DAAD schließt Moskau-Büro – während US-Forschende nach Deutschland drängen
DAAD schließt Moskau-Büro – während US-Forschende nach Deutschland drängen
Deutsche Akademische Austauschprogramme vor großen Umbrüchen: Politische und finanzielle Spannungen verändern globale Forschungsbeziehungen
Der Deutsche Akademische Austauschdienst (DAAD) stellt seinen Standort in Moskau ein, nachdem russische Behörden die Organisation als "unerwünschte Einrichtung" eingestuft haben. Gleichzeitig richten US-Forschende ihren Blick vermehrt auf Europa, da Kürzungen unter der Regierung des ehemaligen Präsidenten Donald Trump sie ins Ausland drängen.
Wie der DAAD bestätigte, werden sowohl die Moskauer Niederlassung als auch das German House for Research and Innovation geschlossen. Russischen Bürger:innen, die weiterhin mit der Organisation zusammenarbeiten, drohen nun strafrechtliche Konsequenzen nach lokalem Recht.
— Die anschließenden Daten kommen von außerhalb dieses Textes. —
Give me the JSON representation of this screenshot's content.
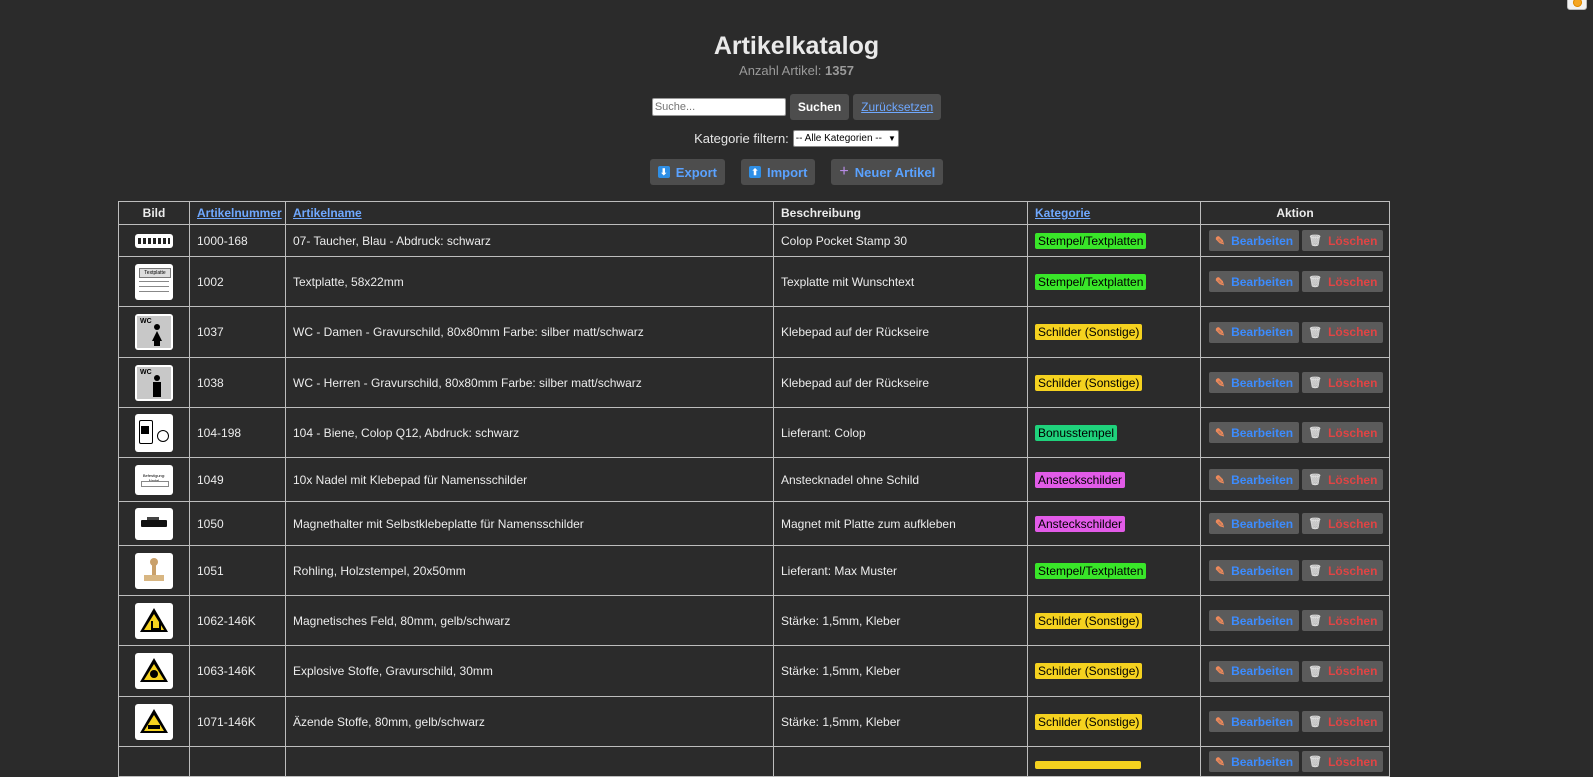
{
  "page": {
    "title": "Artikelkatalog",
    "count_label": "Anzahl Artikel:",
    "count_value": "1357"
  },
  "search": {
    "placeholder": "Suche...",
    "submit_label": "Suchen",
    "reset_label": "Zurücksetzen"
  },
  "filter": {
    "label": "Kategorie filtern:",
    "selected": "-- Alle Kategorien --"
  },
  "toolbar": {
    "export_label": "Export",
    "import_label": "Import",
    "new_label": "Neuer Artikel"
  },
  "table": {
    "headers": {
      "image": "Bild",
      "number": "Artikelnummer",
      "name": "Artikelname",
      "description": "Beschreibung",
      "category": "Kategorie",
      "action": "Aktion"
    },
    "edit_label": "Bearbeiten",
    "delete_label": "Löschen",
    "rows": [
      {
        "number": "1000-168",
        "name": "07- Taucher, Blau - Abdruck: schwarz",
        "description": "Colop Pocket Stamp 30",
        "category": "Stempel/Textplatten",
        "category_color": "#39e629"
      },
      {
        "number": "1002",
        "name": "Textplatte, 58x22mm",
        "description": "Texplatte mit Wunschtext",
        "category": "Stempel/Textplatten",
        "category_color": "#39e629"
      },
      {
        "number": "1037",
        "name": "WC - Damen - Gravurschild, 80x80mm Farbe: silber matt/schwarz",
        "description": "Klebepad auf der Rückseire",
        "category": "Schilder (Sonstige)",
        "category_color": "#f5d21f"
      },
      {
        "number": "1038",
        "name": "WC - Herren - Gravurschild, 80x80mm Farbe: silber matt/schwarz",
        "description": "Klebepad auf der Rückseire",
        "category": "Schilder (Sonstige)",
        "category_color": "#f5d21f"
      },
      {
        "number": "104-198",
        "name": "104 - Biene, Colop Q12, Abdruck: schwarz",
        "description": "Lieferant: Colop",
        "category": "Bonusstempel",
        "category_color": "#1fd27c"
      },
      {
        "number": "1049",
        "name": "10x Nadel mit Klebepad für Namensschilder",
        "description": "Anstecknadel ohne Schild",
        "category": "Ansteckschilder",
        "category_color": "#e25be8"
      },
      {
        "number": "1050",
        "name": "Magnethalter mit Selbstklebeplatte für Namensschilder",
        "description": "Magnet mit Platte zum aufkleben",
        "category": "Ansteckschilder",
        "category_color": "#e25be8"
      },
      {
        "number": "1051",
        "name": "Rohling, Holzstempel, 20x50mm",
        "description": "Lieferant: Max Muster",
        "category": "Stempel/Textplatten",
        "category_color": "#39e629"
      },
      {
        "number": "1062-146K",
        "name": "Magnetisches Feld, 80mm, gelb/schwarz",
        "description": "Stärke: 1,5mm, Kleber",
        "category": "Schilder (Sonstige)",
        "category_color": "#f5d21f"
      },
      {
        "number": "1063-146K",
        "name": "Explosive Stoffe, Gravurschild, 30mm",
        "description": "Stärke: 1,5mm, Kleber",
        "category": "Schilder (Sonstige)",
        "category_color": "#f5d21f"
      },
      {
        "number": "1071-146K",
        "name": "Äzende Stoffe, 80mm, gelb/schwarz",
        "description": "Stärke: 1,5mm, Kleber",
        "category": "Schilder (Sonstige)",
        "category_color": "#f5d21f"
      },
      {
        "number": "",
        "name": "",
        "description": "",
        "category": "",
        "category_color": "#f5d21f"
      }
    ]
  }
}
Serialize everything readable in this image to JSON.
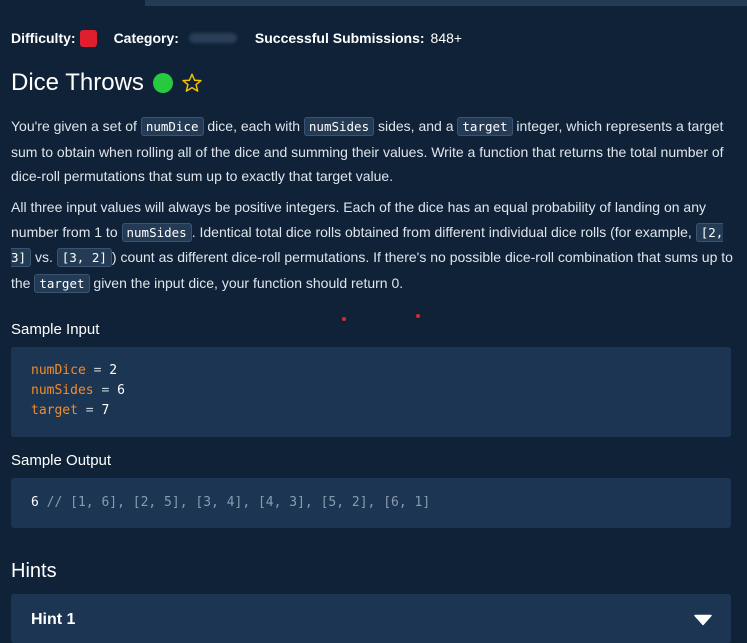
{
  "meta": {
    "difficulty_label": "Difficulty:",
    "difficulty_color": "#e01e2d",
    "category_label": "Category:",
    "subs_label": "Successful Submissions:",
    "subs_value": "848+"
  },
  "title": "Dice Throws",
  "status_color": "#27c93f",
  "description": {
    "p1": {
      "t1": "You're given a set of ",
      "c1": "numDice",
      "t2": " dice, each with ",
      "c2": "numSides",
      "t3": " sides, and a ",
      "c3": "target",
      "t4": " integer, which represents a target sum to obtain when rolling all of the dice and summing their values. Write a function that returns the total number of dice-roll permutations that sum up to exactly that target value."
    },
    "p2": {
      "t1": "All three input values will always be positive integers. Each of the dice has an equal probability of landing on any number from 1 to ",
      "c1": "numSides",
      "t2": ". Identical total dice rolls obtained from different individual dice rolls (for example, ",
      "c2": "[2, 3]",
      "t3": " vs. ",
      "c3": "[3, 2]",
      "t4": ") count as different dice-roll permutations. If there's no possible dice-roll combination that sums up to the ",
      "c4": "target",
      "t5": " given the input dice, your function should return 0."
    }
  },
  "sample_input": {
    "label": "Sample Input",
    "lines": [
      {
        "var": "numDice",
        "eq": " = ",
        "val": "2"
      },
      {
        "var": "numSides",
        "eq": " = ",
        "val": "6"
      },
      {
        "var": "target",
        "eq": " = ",
        "val": "7"
      }
    ]
  },
  "sample_output": {
    "label": "Sample Output",
    "value": "6",
    "comment": " // [1, 6], [2, 5], [3, 4], [4, 3], [5, 2], [6, 1]"
  },
  "hints": {
    "title": "Hints",
    "items": [
      {
        "label": "Hint 1"
      }
    ]
  }
}
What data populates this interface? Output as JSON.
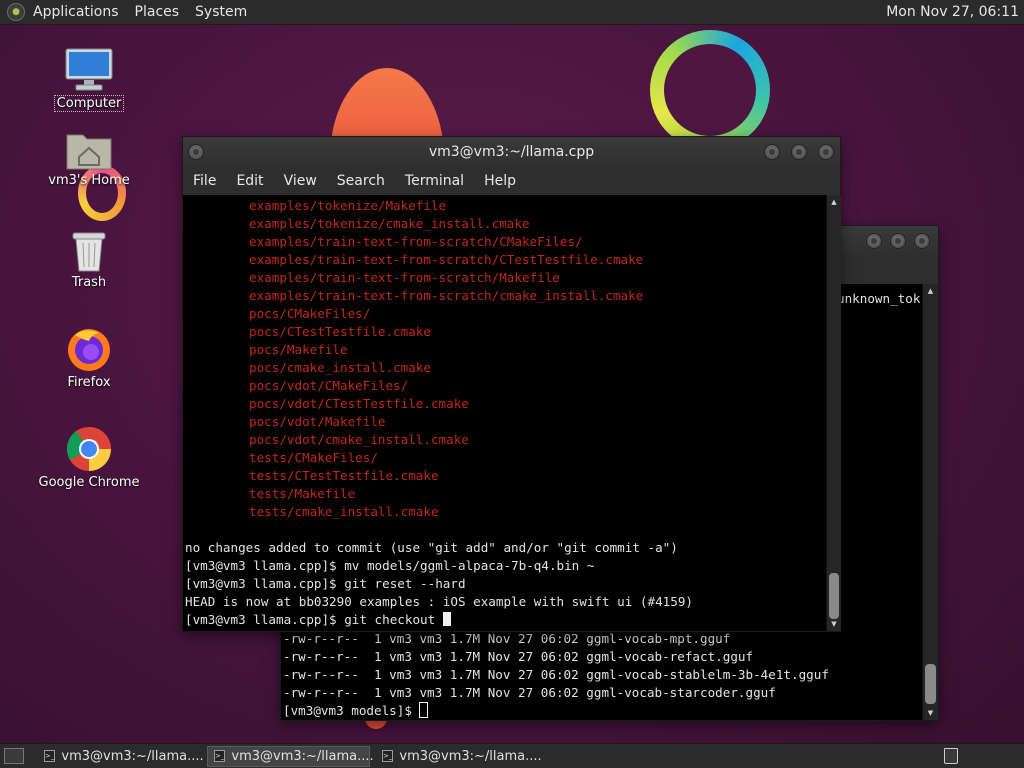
{
  "top_panel": {
    "menus": [
      "Applications",
      "Places",
      "System"
    ],
    "clock": "Mon Nov 27, 06:11"
  },
  "desktop_icons": [
    {
      "label": "Computer",
      "icon": "computer-icon"
    },
    {
      "label": "vm3's Home",
      "icon": "home-folder-icon"
    },
    {
      "label": "Trash",
      "icon": "trash-icon"
    },
    {
      "label": "Firefox",
      "icon": "firefox-icon"
    },
    {
      "label": "Google Chrome",
      "icon": "chrome-icon"
    }
  ],
  "front_terminal": {
    "title": "vm3@vm3:~/llama.cpp",
    "menu": [
      "File",
      "Edit",
      "View",
      "Search",
      "Terminal",
      "Help"
    ],
    "red_lines": [
      "examples/tokenize/Makefile",
      "examples/tokenize/cmake_install.cmake",
      "examples/train-text-from-scratch/CMakeFiles/",
      "examples/train-text-from-scratch/CTestTestfile.cmake",
      "examples/train-text-from-scratch/Makefile",
      "examples/train-text-from-scratch/cmake_install.cmake",
      "pocs/CMakeFiles/",
      "pocs/CTestTestfile.cmake",
      "pocs/Makefile",
      "pocs/cmake_install.cmake",
      "pocs/vdot/CMakeFiles/",
      "pocs/vdot/CTestTestfile.cmake",
      "pocs/vdot/Makefile",
      "pocs/vdot/cmake_install.cmake",
      "tests/CMakeFiles/",
      "tests/CTestTestfile.cmake",
      "tests/Makefile",
      "tests/cmake_install.cmake"
    ],
    "white_lines": [
      "no changes added to commit (use \"git add\" and/or \"git commit -a\")",
      "[vm3@vm3 llama.cpp]$ mv models/ggml-alpaca-7b-q4.bin ~",
      "[vm3@vm3 llama.cpp]$ git reset --hard",
      "HEAD is now at bb03290 examples : iOS example with swift ui (#4159)"
    ],
    "prompt": "[vm3@vm3 llama.cpp]$ git checkout "
  },
  "back_terminal": {
    "partial_text": "unknown_tok",
    "lines": [
      "-rw-r--r--  1 vm3 vm3 1.7M Nov 27 06:02 ggml-vocab-mpt.gguf",
      "-rw-r--r--  1 vm3 vm3 1.7M Nov 27 06:02 ggml-vocab-refact.gguf",
      "-rw-r--r--  1 vm3 vm3 1.7M Nov 27 06:02 ggml-vocab-stablelm-3b-4e1t.gguf",
      "-rw-r--r--  1 vm3 vm3 1.7M Nov 27 06:02 ggml-vocab-starcoder.gguf"
    ],
    "prompt": "[vm3@vm3 models]$ "
  },
  "taskbar": {
    "tasks": [
      {
        "label": "vm3@vm3:~/llama....",
        "active": false
      },
      {
        "label": "vm3@vm3:~/llama....",
        "active": true
      },
      {
        "label": "vm3@vm3:~/llama....",
        "active": false
      }
    ]
  }
}
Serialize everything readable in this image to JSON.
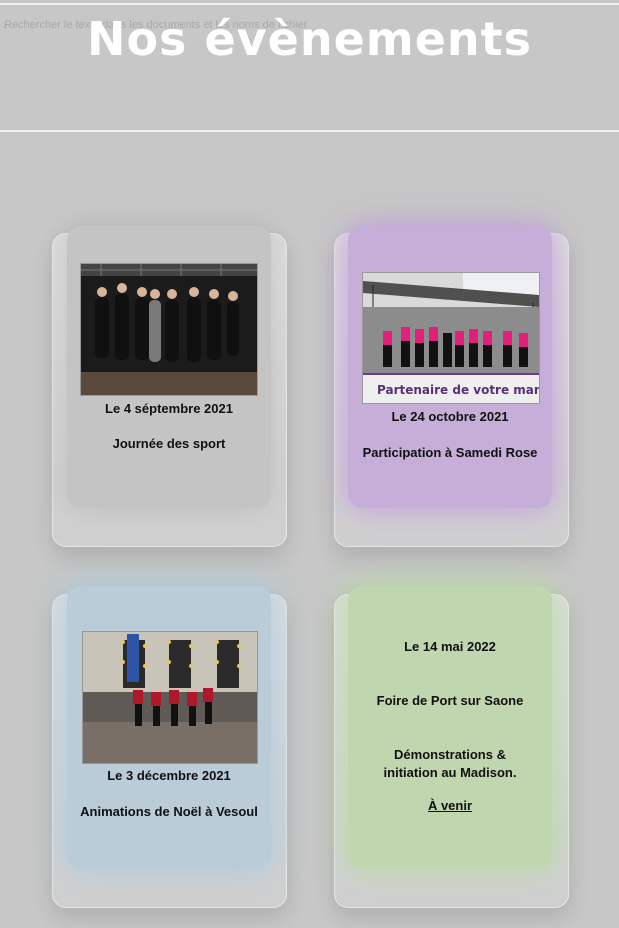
{
  "header": {
    "title": "Nos évènements",
    "search_placeholder": "Rechercher le texte dans les documents et les noms de fichier"
  },
  "events": [
    {
      "date": "Le 4 séptembre 2021",
      "name": "Journée des sport",
      "color": "#c4c4c4"
    },
    {
      "date": "Le 24 octobre 2021",
      "name": "Participation à Samedi Rose",
      "banner_text": "Partenaire de votre manifest",
      "color": "#c7aed8"
    },
    {
      "date": "Le 3 décembre 2021",
      "name": "Animations de Noël à Vesoul",
      "color": "#b9ccd8"
    },
    {
      "date": "Le 14 mai 2022",
      "name": "Foire de Port sur Saone",
      "description_line1": "Démonstrations &",
      "description_line2": "initiation au Madison.",
      "link": "À venir",
      "color": "#c0d6ae"
    }
  ]
}
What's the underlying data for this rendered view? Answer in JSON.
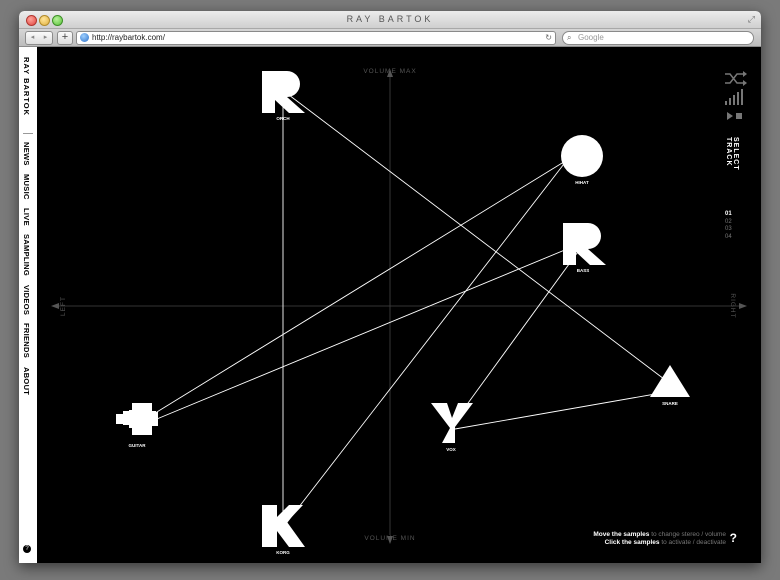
{
  "window": {
    "title": "RAY BARTOK"
  },
  "toolbar": {
    "back_icon": "◂",
    "forward_icon": "▸",
    "add_label": "+",
    "url": "http://raybartok.com/",
    "search_placeholder": "Google"
  },
  "sidebar": {
    "logo_text": "RAY BARTOK",
    "menu_items": [
      "NEWS",
      "MUSIC",
      "LIVE",
      "SAMPLING",
      "VIDEOS",
      "FRIENDS",
      "ABOUT"
    ]
  },
  "stage": {
    "axis_labels": {
      "top": "VOLUME MAX",
      "bottom": "VOLUME MIN",
      "left": "LEFT",
      "right": "RIGHT"
    },
    "samples": [
      {
        "id": "orch",
        "label": "ORCH",
        "shape": "r-shape"
      },
      {
        "id": "hihat",
        "label": "HIHAT",
        "shape": "circle"
      },
      {
        "id": "bass",
        "label": "BASS",
        "shape": "r-shape"
      },
      {
        "id": "snare",
        "label": "SNARE",
        "shape": "triangle"
      },
      {
        "id": "guitar",
        "label": "GUITAR",
        "shape": "cross"
      },
      {
        "id": "vox",
        "label": "VOX",
        "shape": "y-shape"
      },
      {
        "id": "korg",
        "label": "KORG",
        "shape": "k-shape"
      }
    ]
  },
  "controls": {
    "shuffle_icon": "shuffle-icon",
    "volume_icon": "volume-bars-icon",
    "play_icon": "play-icon",
    "stop_icon": "stop-icon"
  },
  "track_selector": {
    "title": "SELECT TRACK",
    "tracks": [
      "01",
      "02",
      "03",
      "04"
    ],
    "active": "01"
  },
  "hint": {
    "line1_bold": "Move the samples",
    "line1_dim": "to change stereo / volume",
    "line2_bold": "Click the samples",
    "line2_dim": "to activate / deactivate",
    "help": "?"
  },
  "colors": {
    "background": "#000000",
    "foreground": "#ffffff",
    "axis": "#555555",
    "sidebar": "#ffffff"
  }
}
Dieser Schritt folgt der Entscheidung des russischen Justizministeriums, den DAAD als "unerwünscht" einzustufen – ein Urteil, das die Arbeit der Einrichtung im Land unmöglich macht.
US-Wissenschaftler:innen entdecken Deutschland als neue Perspektive Unterdessen verzeichnen deutsche Forschungsinstitutionen ein wachsendes Interesse aus den USA. Sowohl die Alexander-von-Humboldt-Stiftung als auch die Max-Planck-Gesellschaft melden eine deutliche Zunahme an Anfragen von US-Forschenden. DAAD-Präsident Joybrato Mukherjee kommentierte den Trend mit den Worten: "Aktuell gibt es viel Bewegung." Der Wandel setzt ein, nachdem die Trump-Administration Bundesmittel für die Forschung – insbesondere in der Klimawissenschaft – drastisch gekürzt hatte. Ganze Programme wurden gestrichen, zentrale Datenbanken abgebaut.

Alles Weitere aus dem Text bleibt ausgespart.